The retailer says that while it could increase investment in marketing to boost growth, it will hit its full-year profit target of £310m without doing so. It’s gross profit for the 13 weeks increased 14.6 per cent to £280.7m. While Sports Direct does invest in price, it spends relatively little on advertising.
Dave Forsey, chief executive at Sports Direct, says: “Despite tougher comparisons during the period, Sports Direct Retail continues to perform well driven by our on-going focus on exceptional quality, unbeatable value and availability.

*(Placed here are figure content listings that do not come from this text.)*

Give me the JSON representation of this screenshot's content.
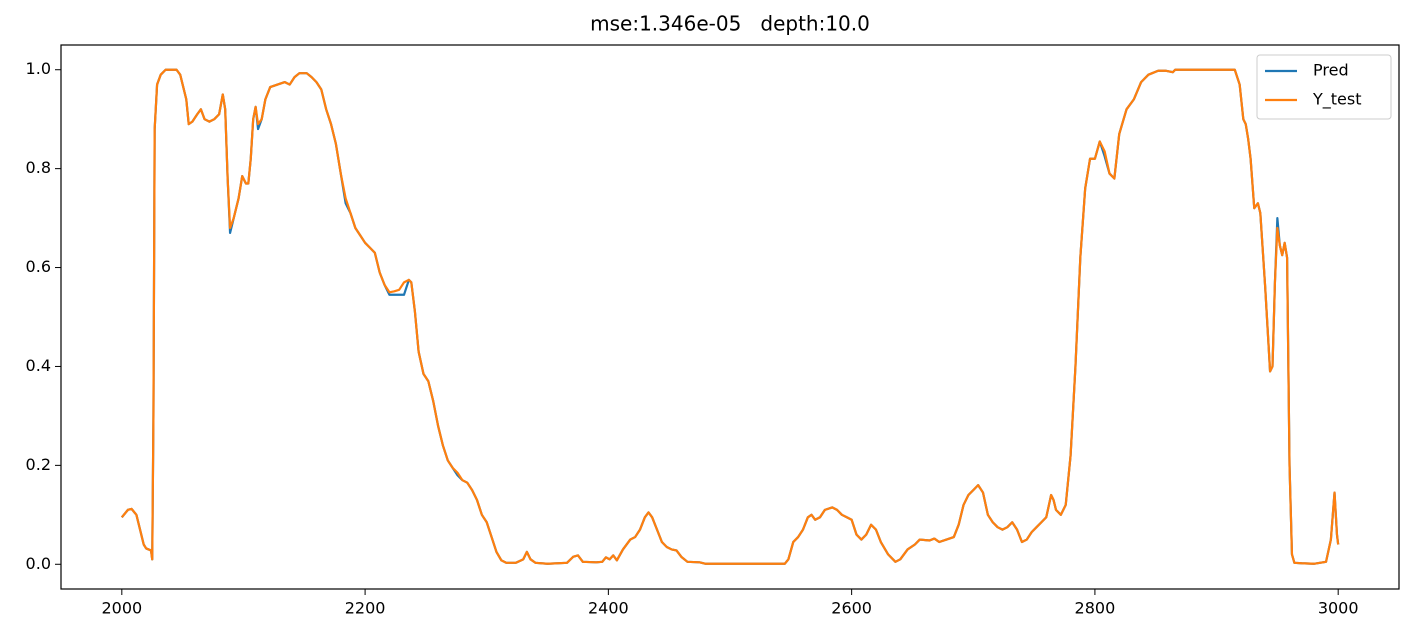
{
  "chart_data": {
    "type": "line",
    "title": "mse:1.346e-05   depth:10.0",
    "x": [
      2000,
      2005,
      2008,
      2012,
      2015,
      2018,
      2020,
      2024,
      2025,
      2026,
      2027,
      2029,
      2032,
      2036,
      2045,
      2048,
      2050,
      2053,
      2055,
      2058,
      2062,
      2065,
      2068,
      2072,
      2076,
      2080,
      2083,
      2085,
      2087,
      2089,
      2092,
      2096,
      2099,
      2102,
      2104,
      2106,
      2108,
      2110,
      2112,
      2115,
      2118,
      2122,
      2128,
      2134,
      2138,
      2142,
      2146,
      2152,
      2156,
      2160,
      2164,
      2168,
      2172,
      2176,
      2180,
      2184,
      2188,
      2192,
      2196,
      2200,
      2204,
      2208,
      2212,
      2216,
      2220,
      2224,
      2228,
      2232,
      2236,
      2238,
      2241,
      2244,
      2248,
      2252,
      2256,
      2260,
      2264,
      2268,
      2272,
      2276,
      2280,
      2284,
      2288,
      2292,
      2296,
      2300,
      2304,
      2308,
      2312,
      2316,
      2324,
      2330,
      2333,
      2336,
      2340,
      2350,
      2366,
      2371,
      2375,
      2379,
      2390,
      2395,
      2398,
      2401,
      2404,
      2407,
      2412,
      2418,
      2422,
      2426,
      2430,
      2433,
      2436,
      2440,
      2444,
      2448,
      2452,
      2456,
      2460,
      2465,
      2475,
      2480,
      2545,
      2548,
      2552,
      2556,
      2560,
      2564,
      2567,
      2570,
      2574,
      2578,
      2584,
      2588,
      2592,
      2596,
      2600,
      2604,
      2608,
      2612,
      2616,
      2620,
      2624,
      2630,
      2636,
      2640,
      2646,
      2652,
      2656,
      2664,
      2668,
      2672,
      2678,
      2684,
      2688,
      2692,
      2696,
      2700,
      2704,
      2708,
      2712,
      2716,
      2720,
      2724,
      2728,
      2732,
      2736,
      2740,
      2744,
      2748,
      2752,
      2756,
      2760,
      2764,
      2766,
      2768,
      2772,
      2776,
      2780,
      2784,
      2788,
      2792,
      2796,
      2800,
      2804,
      2808,
      2812,
      2816,
      2820,
      2826,
      2832,
      2838,
      2844,
      2852,
      2858,
      2864,
      2866,
      2915,
      2919,
      2922,
      2924,
      2926,
      2928,
      2931,
      2934,
      2936,
      2940,
      2944,
      2946,
      2948,
      2950,
      2952,
      2954,
      2956,
      2958,
      2960,
      2962,
      2964,
      2970,
      2980,
      2990,
      2994,
      2997,
      2999,
      3000
    ],
    "series": [
      {
        "name": "Pred",
        "color": "#1f77b4",
        "values": [
          0.095,
          0.11,
          0.112,
          0.1,
          0.07,
          0.04,
          0.032,
          0.028,
          0.01,
          0.3,
          0.88,
          0.97,
          0.99,
          1.0,
          1.0,
          0.99,
          0.97,
          0.94,
          0.89,
          0.895,
          0.91,
          0.92,
          0.9,
          0.895,
          0.9,
          0.91,
          0.95,
          0.92,
          0.78,
          0.67,
          0.7,
          0.74,
          0.785,
          0.77,
          0.77,
          0.82,
          0.9,
          0.925,
          0.88,
          0.9,
          0.94,
          0.965,
          0.97,
          0.975,
          0.97,
          0.985,
          0.993,
          0.993,
          0.985,
          0.975,
          0.96,
          0.92,
          0.89,
          0.85,
          0.79,
          0.73,
          0.71,
          0.68,
          0.665,
          0.65,
          0.64,
          0.63,
          0.59,
          0.565,
          0.545,
          0.545,
          0.545,
          0.545,
          0.575,
          0.57,
          0.51,
          0.43,
          0.385,
          0.37,
          0.33,
          0.28,
          0.24,
          0.21,
          0.195,
          0.18,
          0.17,
          0.165,
          0.15,
          0.13,
          0.1,
          0.085,
          0.055,
          0.025,
          0.008,
          0.003,
          0.003,
          0.01,
          0.025,
          0.01,
          0.003,
          0.001,
          0.003,
          0.015,
          0.018,
          0.005,
          0.004,
          0.005,
          0.014,
          0.01,
          0.018,
          0.008,
          0.03,
          0.05,
          0.055,
          0.07,
          0.095,
          0.105,
          0.095,
          0.07,
          0.045,
          0.035,
          0.03,
          0.028,
          0.015,
          0.005,
          0.004,
          0.001,
          0.001,
          0.01,
          0.045,
          0.055,
          0.07,
          0.095,
          0.1,
          0.09,
          0.095,
          0.11,
          0.115,
          0.11,
          0.1,
          0.095,
          0.09,
          0.06,
          0.05,
          0.06,
          0.08,
          0.07,
          0.045,
          0.02,
          0.005,
          0.01,
          0.03,
          0.04,
          0.05,
          0.048,
          0.052,
          0.045,
          0.05,
          0.055,
          0.08,
          0.12,
          0.14,
          0.15,
          0.16,
          0.145,
          0.1,
          0.085,
          0.075,
          0.07,
          0.075,
          0.085,
          0.07,
          0.045,
          0.05,
          0.065,
          0.075,
          0.085,
          0.095,
          0.14,
          0.13,
          0.11,
          0.1,
          0.12,
          0.22,
          0.4,
          0.62,
          0.76,
          0.82,
          0.82,
          0.855,
          0.825,
          0.79,
          0.78,
          0.87,
          0.92,
          0.94,
          0.975,
          0.99,
          0.998,
          0.998,
          0.995,
          1.0,
          1.0,
          0.97,
          0.9,
          0.89,
          0.86,
          0.82,
          0.72,
          0.73,
          0.71,
          0.56,
          0.39,
          0.4,
          0.57,
          0.7,
          0.645,
          0.625,
          0.65,
          0.62,
          0.2,
          0.02,
          0.003,
          0.002,
          0.001,
          0.005,
          0.05,
          0.145,
          0.06,
          0.04
        ]
      },
      {
        "name": "Y_test",
        "color": "#ff7f0e",
        "values": [
          0.095,
          0.11,
          0.112,
          0.1,
          0.07,
          0.04,
          0.032,
          0.028,
          0.01,
          0.3,
          0.88,
          0.97,
          0.99,
          1.0,
          1.0,
          0.99,
          0.97,
          0.94,
          0.89,
          0.895,
          0.91,
          0.92,
          0.9,
          0.895,
          0.9,
          0.91,
          0.95,
          0.92,
          0.78,
          0.68,
          0.7,
          0.74,
          0.785,
          0.77,
          0.77,
          0.82,
          0.9,
          0.925,
          0.89,
          0.9,
          0.94,
          0.965,
          0.97,
          0.975,
          0.97,
          0.985,
          0.993,
          0.993,
          0.985,
          0.975,
          0.96,
          0.92,
          0.89,
          0.85,
          0.79,
          0.74,
          0.71,
          0.68,
          0.665,
          0.65,
          0.64,
          0.63,
          0.59,
          0.565,
          0.55,
          0.552,
          0.555,
          0.57,
          0.575,
          0.57,
          0.51,
          0.43,
          0.385,
          0.37,
          0.33,
          0.28,
          0.24,
          0.21,
          0.195,
          0.185,
          0.17,
          0.165,
          0.15,
          0.13,
          0.1,
          0.085,
          0.055,
          0.025,
          0.008,
          0.003,
          0.003,
          0.01,
          0.025,
          0.01,
          0.003,
          0.001,
          0.003,
          0.015,
          0.018,
          0.005,
          0.004,
          0.005,
          0.014,
          0.01,
          0.018,
          0.008,
          0.03,
          0.05,
          0.055,
          0.07,
          0.095,
          0.105,
          0.095,
          0.07,
          0.045,
          0.035,
          0.03,
          0.028,
          0.015,
          0.005,
          0.004,
          0.001,
          0.001,
          0.01,
          0.045,
          0.055,
          0.07,
          0.095,
          0.1,
          0.09,
          0.095,
          0.11,
          0.115,
          0.11,
          0.1,
          0.095,
          0.09,
          0.06,
          0.05,
          0.06,
          0.08,
          0.07,
          0.045,
          0.02,
          0.005,
          0.01,
          0.03,
          0.04,
          0.05,
          0.048,
          0.052,
          0.045,
          0.05,
          0.055,
          0.08,
          0.12,
          0.14,
          0.15,
          0.16,
          0.145,
          0.1,
          0.085,
          0.075,
          0.07,
          0.075,
          0.085,
          0.07,
          0.045,
          0.05,
          0.065,
          0.075,
          0.085,
          0.095,
          0.14,
          0.13,
          0.11,
          0.1,
          0.12,
          0.22,
          0.4,
          0.62,
          0.76,
          0.82,
          0.82,
          0.855,
          0.835,
          0.79,
          0.78,
          0.87,
          0.92,
          0.94,
          0.975,
          0.99,
          0.998,
          0.998,
          0.995,
          1.0,
          1.0,
          0.97,
          0.9,
          0.89,
          0.86,
          0.82,
          0.72,
          0.73,
          0.71,
          0.56,
          0.39,
          0.4,
          0.57,
          0.68,
          0.645,
          0.625,
          0.65,
          0.62,
          0.2,
          0.02,
          0.003,
          0.002,
          0.001,
          0.005,
          0.05,
          0.145,
          0.06,
          0.04
        ]
      }
    ],
    "xlim": [
      1950,
      3050
    ],
    "xticks": [
      2000,
      2200,
      2400,
      2600,
      2800,
      3000
    ],
    "ylim": [
      -0.05,
      1.05
    ],
    "yticks": [
      {
        "value": 0,
        "label": "0.0"
      },
      0.2,
      0.4,
      0.6,
      0.8,
      {
        "value": 1,
        "label": "1.0"
      }
    ],
    "legend": "upper right",
    "grid": false
  }
}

“While we retain the ability to invest in margin, inventory and group marketing to deliver long-term sustainable growth, the board is very confident of achieving at least our full year internal EBITDA target of £310m.”
Sports Direct has seen strong growth in recent years on the back of online growth, acquisitions of brands Lillywhites, Donnay and Dunlop and the demise of rivals including JJB Sports. It has 400 stores across the UK and operates in 19 countries across Europe, with plans to expand further across the continent.
Sports Direct gave no update on plans to sign an agreement with Debenhams that could lead to the firm’s brands being sold in the department store. Reports from the Financial Times suggest the two firms met for the second time this week to talk about a possible partnership.
Last month, Sports Direct bought and then sold a 4.6 per cent stake in Debenhams, replacing it with an option to buy shares worth 6.6 per cent of the department store next year.